Kubernetes API and Object Model is the design foundation through which every entity in a Kubernetes cluster, from workloads to configuration to infrastructure abstractions, is represented as a structured, versioned resource accessible through a single consistent REST API, rather than through disparate ad hoc interfaces.


The API Server as the Single Entry Point

Uniform Access

All interaction with a Kubernetes cluster, whether from the kubectl command-line tool, a controller, or an external application, passes through the same API server using the same HTTP conventions, meaning any client capable of speaking REST can inspect or modify cluster state.

Resource-Oriented Design

The API is organized around resources rather than actions. Instead of exposing an endpoint that performs a specific operation, Kubernetes exposes resources that can be created, read, updated, or deleted, with the underlying controllers deciding what actions to take in response to those changes.


Anatomy of an Object

apiVersion, kind, metadata, spec, and status

Every Kubernetes object follows the same basic structure: an apiVersion and kind identifying the resource type, metadata describing identifying information such as name and labels, a spec describing the desired state, and a status describing the last observed actual state.

Spec and Status Separation

This separation is fundamental to the declarative model. Clients only ever write to spec, describing what they want, while controllers write to status, reporting what is actually happening, which prevents clients and controllers from fighting over the same fields.
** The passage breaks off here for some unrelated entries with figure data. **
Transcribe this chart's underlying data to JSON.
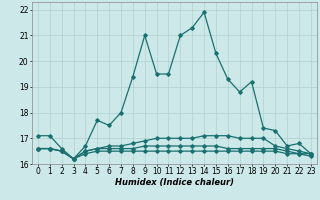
{
  "title": "",
  "xlabel": "Humidex (Indice chaleur)",
  "ylabel": "",
  "xlim": [
    -0.5,
    23.5
  ],
  "ylim": [
    16,
    22.3
  ],
  "xticks": [
    0,
    1,
    2,
    3,
    4,
    5,
    6,
    7,
    8,
    9,
    10,
    11,
    12,
    13,
    14,
    15,
    16,
    17,
    18,
    19,
    20,
    21,
    22,
    23
  ],
  "yticks": [
    16,
    17,
    18,
    19,
    20,
    21,
    22
  ],
  "background_color": "#cde8e8",
  "grid_color": "#b0d0d0",
  "line_color": "#1a7070",
  "lines": [
    {
      "x": [
        0,
        1,
        2,
        3,
        4,
        5,
        6,
        7,
        8,
        9,
        10,
        11,
        12,
        13,
        14,
        15,
        16,
        17,
        18,
        19,
        20,
        21,
        22,
        23
      ],
      "y": [
        17.1,
        17.1,
        16.6,
        16.2,
        16.7,
        17.7,
        17.5,
        18.0,
        19.4,
        21.0,
        19.5,
        19.5,
        21.0,
        21.3,
        21.9,
        20.3,
        19.3,
        18.8,
        19.2,
        17.4,
        17.3,
        16.7,
        16.8,
        16.4
      ]
    },
    {
      "x": [
        0,
        1,
        2,
        3,
        4,
        5,
        6,
        7,
        8,
        9,
        10,
        11,
        12,
        13,
        14,
        15,
        16,
        17,
        18,
        19,
        20,
        21,
        22,
        23
      ],
      "y": [
        16.6,
        16.6,
        16.5,
        16.2,
        16.5,
        16.6,
        16.7,
        16.7,
        16.8,
        16.9,
        17.0,
        17.0,
        17.0,
        17.0,
        17.1,
        17.1,
        17.1,
        17.0,
        17.0,
        17.0,
        16.7,
        16.6,
        16.5,
        16.4
      ]
    },
    {
      "x": [
        0,
        1,
        2,
        3,
        4,
        5,
        6,
        7,
        8,
        9,
        10,
        11,
        12,
        13,
        14,
        15,
        16,
        17,
        18,
        19,
        20,
        21,
        22,
        23
      ],
      "y": [
        16.6,
        16.6,
        16.5,
        16.2,
        16.5,
        16.6,
        16.6,
        16.6,
        16.6,
        16.7,
        16.7,
        16.7,
        16.7,
        16.7,
        16.7,
        16.7,
        16.6,
        16.6,
        16.6,
        16.6,
        16.6,
        16.5,
        16.4,
        16.4
      ]
    },
    {
      "x": [
        0,
        1,
        2,
        3,
        4,
        5,
        6,
        7,
        8,
        9,
        10,
        11,
        12,
        13,
        14,
        15,
        16,
        17,
        18,
        19,
        20,
        21,
        22,
        23
      ],
      "y": [
        16.6,
        16.6,
        16.5,
        16.2,
        16.4,
        16.5,
        16.5,
        16.5,
        16.5,
        16.5,
        16.5,
        16.5,
        16.5,
        16.5,
        16.5,
        16.5,
        16.5,
        16.5,
        16.5,
        16.5,
        16.5,
        16.4,
        16.4,
        16.3
      ]
    }
  ],
  "marker": "D",
  "markersize": 1.8,
  "linewidth": 0.9,
  "axis_fontsize": 6,
  "tick_fontsize": 5.5
}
object = ( metadata , spec , status )

API Groups and Versioning

Grouping Resources

Resources are organized into API groups, such as the core group for fundamental resources like Pods and Services, and named groups like apps or batch for higher-level workload resources like Deployments and Jobs.

Version Stability Levels

Each API version carries a stability designation: alpha versions may change or be removed without notice, beta versions are more stable but may still evolve, and stable (v1) versions are guaranteed to remain backward compatible across releases.


Labels, Selectors, and Annotations

Labels

Labels are arbitrary key-value pairs attached to objects, used to organize and select subsets of resources. They are the mechanism by which loosely coupled relationships, such as a Service selecting the Pods it should route to, are expressed.

Selectors

Selectors are queries against labels, used throughout the API by Services, ReplicaSets, and NetworkPolicies to dynamically determine which objects they apply to.

Annotations

Annotations also attach key-value metadata to objects but are intended for non-identifying information, such as build details or tooling-specific configuration, and are not used for selection.


Watch and Informers

The Watch Mechanism

Rather than requiring clients to poll for changes, the API server supports a watch mechanism that streams change events as they happen, allowing controllers to react to cluster state changes with low latency.

Informers

Client libraries build on the watch mechanism with informers, which maintain a local, continuously updated cache of resources, reducing load on the API server when many controllers need to observe the same resource type.


Extending the Object Model

Custom Resource Definitions

Custom Resource Definitions (CRDs) allow new object types to be registered with the API server, extending the object model to represent domain-specific concepts using the same conventions as built-in resources.

API Aggregation

The aggregation layer allows entirely separate API servers to be registered underneath the main API server's URL space, enabling more advanced extension scenarios beyond what CRDs alone support.


API Interaction Diagram

Client API Server etcd

This uniform, resource-centric API design is what makes Kubernetes extensible: any tool that understands the conventions of the API can interoperate with the cluster without requiring special-cased integrations.